BOOK FOURTEEN: 1812
1. CHAPTER I
(continued)
After the French victory at Borodino there was no general engagement
nor any that were at all serious, yet the French army ceased to exist.
What does this mean? If it were an example taken from the history of
China, we might say that it was not an historic phenomenon (which is
the historians' usual expedient when anything does not fit their
standards); if the matter concerned some brief conflict in which
only a small number of troops took part, we might treat it as an
exception; but this event occurred before our fathers' eyes, and for
them it was a question of the life or death of their fatherland, and
it happened in the greatest of all known wars.
The period of the campaign of 1812 from the battle of Borodino to
the expulsion of the French proved that the winning of a battle does
not produce a conquest and is not even an invariable indication of
conquest; it proved that the force which decides the fate of peoples
lies not in the conquerors, nor even in armies and battles, but in
something else.
The French historians, describing the condition of the French army
before it left Moscow, affirm that all was in order in the Grand Army,
except the cavalry, the artillery, and the transport- there was no
forage for the horses or the cattle. That was a misfortune no one
could remedy, for the peasants of the district burned their hay rather
than let the French have it.
The victory gained did not bring the usual results because the
peasants Karp and Vlas (who after the French had evacuated Moscow
drove in their carts to pillage the town, and in general personally
failed to manifest any heroic feelings), and the whole innumerable
multitude of such peasants, did not bring their hay to Moscow for
the high price offered them, but burned it instead.
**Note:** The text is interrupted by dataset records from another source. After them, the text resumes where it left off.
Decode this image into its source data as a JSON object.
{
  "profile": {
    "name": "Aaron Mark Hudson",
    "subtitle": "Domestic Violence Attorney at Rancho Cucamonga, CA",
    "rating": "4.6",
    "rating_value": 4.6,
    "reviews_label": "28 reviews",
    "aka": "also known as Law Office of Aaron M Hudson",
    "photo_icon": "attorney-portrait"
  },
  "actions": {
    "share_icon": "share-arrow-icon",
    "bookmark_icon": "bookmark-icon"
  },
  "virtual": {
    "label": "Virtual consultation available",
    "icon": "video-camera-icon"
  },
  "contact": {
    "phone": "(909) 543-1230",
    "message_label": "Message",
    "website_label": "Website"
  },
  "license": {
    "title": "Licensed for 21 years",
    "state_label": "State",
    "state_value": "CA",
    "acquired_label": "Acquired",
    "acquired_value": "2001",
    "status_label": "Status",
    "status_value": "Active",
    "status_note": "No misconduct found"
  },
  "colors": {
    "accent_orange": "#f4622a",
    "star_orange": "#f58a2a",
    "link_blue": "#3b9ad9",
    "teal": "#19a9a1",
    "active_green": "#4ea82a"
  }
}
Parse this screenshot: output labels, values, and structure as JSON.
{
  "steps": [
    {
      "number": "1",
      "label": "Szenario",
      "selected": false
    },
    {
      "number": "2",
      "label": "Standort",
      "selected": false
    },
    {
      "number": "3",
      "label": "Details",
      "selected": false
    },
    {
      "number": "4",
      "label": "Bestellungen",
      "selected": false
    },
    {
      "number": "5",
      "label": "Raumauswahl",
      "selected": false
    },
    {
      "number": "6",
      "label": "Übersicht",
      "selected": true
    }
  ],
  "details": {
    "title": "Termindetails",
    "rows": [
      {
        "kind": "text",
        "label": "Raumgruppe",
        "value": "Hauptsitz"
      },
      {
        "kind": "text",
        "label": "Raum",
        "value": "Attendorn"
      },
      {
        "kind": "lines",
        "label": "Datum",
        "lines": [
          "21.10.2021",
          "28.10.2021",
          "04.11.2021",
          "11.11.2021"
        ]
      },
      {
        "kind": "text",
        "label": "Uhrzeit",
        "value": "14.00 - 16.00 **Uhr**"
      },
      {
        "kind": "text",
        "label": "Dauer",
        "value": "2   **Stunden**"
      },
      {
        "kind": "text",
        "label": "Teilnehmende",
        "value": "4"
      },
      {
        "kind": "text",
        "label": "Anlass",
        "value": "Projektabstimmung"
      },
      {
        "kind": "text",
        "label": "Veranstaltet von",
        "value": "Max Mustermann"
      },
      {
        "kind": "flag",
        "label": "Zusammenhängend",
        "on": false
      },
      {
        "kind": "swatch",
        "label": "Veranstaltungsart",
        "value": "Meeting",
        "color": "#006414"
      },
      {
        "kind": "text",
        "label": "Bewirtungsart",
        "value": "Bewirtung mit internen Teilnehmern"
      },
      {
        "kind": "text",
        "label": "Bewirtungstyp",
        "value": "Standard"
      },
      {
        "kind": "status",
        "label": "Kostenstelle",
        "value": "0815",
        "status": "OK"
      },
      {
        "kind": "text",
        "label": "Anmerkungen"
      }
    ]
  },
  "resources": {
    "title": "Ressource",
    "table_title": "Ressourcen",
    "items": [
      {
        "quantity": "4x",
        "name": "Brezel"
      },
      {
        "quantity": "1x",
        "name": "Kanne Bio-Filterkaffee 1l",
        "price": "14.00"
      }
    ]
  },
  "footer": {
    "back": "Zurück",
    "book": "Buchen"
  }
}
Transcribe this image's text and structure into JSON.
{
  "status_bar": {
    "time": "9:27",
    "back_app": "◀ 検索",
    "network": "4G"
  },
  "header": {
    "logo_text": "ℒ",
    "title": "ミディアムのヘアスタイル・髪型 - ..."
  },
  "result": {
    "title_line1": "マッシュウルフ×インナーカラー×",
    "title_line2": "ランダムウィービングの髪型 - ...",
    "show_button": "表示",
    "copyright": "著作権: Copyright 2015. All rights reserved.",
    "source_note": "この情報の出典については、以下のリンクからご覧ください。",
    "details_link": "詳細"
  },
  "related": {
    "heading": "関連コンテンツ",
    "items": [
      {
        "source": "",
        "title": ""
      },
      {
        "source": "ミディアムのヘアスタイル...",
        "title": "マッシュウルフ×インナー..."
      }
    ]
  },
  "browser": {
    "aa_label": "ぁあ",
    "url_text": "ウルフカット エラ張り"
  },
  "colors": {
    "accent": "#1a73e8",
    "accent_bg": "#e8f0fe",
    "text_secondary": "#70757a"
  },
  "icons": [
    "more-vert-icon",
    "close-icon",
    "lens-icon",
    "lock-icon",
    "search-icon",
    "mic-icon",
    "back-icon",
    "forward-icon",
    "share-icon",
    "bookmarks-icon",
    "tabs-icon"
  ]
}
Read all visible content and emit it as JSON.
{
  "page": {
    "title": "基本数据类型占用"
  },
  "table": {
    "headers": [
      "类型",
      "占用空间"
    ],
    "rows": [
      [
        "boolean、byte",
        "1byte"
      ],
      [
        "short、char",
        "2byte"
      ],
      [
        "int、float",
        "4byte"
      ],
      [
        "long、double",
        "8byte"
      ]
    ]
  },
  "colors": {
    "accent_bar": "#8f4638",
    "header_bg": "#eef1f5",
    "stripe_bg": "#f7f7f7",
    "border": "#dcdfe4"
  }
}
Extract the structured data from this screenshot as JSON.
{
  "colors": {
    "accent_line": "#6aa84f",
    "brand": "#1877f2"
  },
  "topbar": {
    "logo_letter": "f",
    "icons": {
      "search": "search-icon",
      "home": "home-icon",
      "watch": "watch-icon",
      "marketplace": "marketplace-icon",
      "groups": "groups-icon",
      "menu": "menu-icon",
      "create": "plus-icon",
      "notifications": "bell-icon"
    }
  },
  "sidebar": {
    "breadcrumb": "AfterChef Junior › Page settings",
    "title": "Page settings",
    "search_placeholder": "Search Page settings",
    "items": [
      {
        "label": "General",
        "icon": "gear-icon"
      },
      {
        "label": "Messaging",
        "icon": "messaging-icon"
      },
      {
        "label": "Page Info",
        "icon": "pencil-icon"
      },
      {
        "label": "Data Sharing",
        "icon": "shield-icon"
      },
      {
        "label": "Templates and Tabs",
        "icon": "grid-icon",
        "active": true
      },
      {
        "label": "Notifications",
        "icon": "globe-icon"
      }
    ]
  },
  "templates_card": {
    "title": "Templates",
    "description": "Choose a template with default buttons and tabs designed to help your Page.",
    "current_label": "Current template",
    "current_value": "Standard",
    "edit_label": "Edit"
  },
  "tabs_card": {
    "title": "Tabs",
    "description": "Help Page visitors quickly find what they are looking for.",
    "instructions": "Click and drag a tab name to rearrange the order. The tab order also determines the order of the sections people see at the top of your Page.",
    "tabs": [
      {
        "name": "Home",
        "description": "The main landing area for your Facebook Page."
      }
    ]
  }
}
Let us imagine two men who have come out to fight a duel with
rapiers according to all the rules of the art of fencing. The
fencing has gone on for some time; suddenly one of the combatants,
feeling himself wounded and understanding that the matter is no joke
but concerns his life, throws down his rapier, and seizing the first
cudgel that comes to hand begins to brandish it. Then let us imagine
that the combatant who so sensibly employed the best and simplest
means to attain his end was at the same time influenced by
traditions of chivalry and, desiring to conceal the facts of the case,
insisted that he had gained his victory with the rapier according to
all the rules of art. One can imagine what confusion and obscurity
would result from such an account of the duel.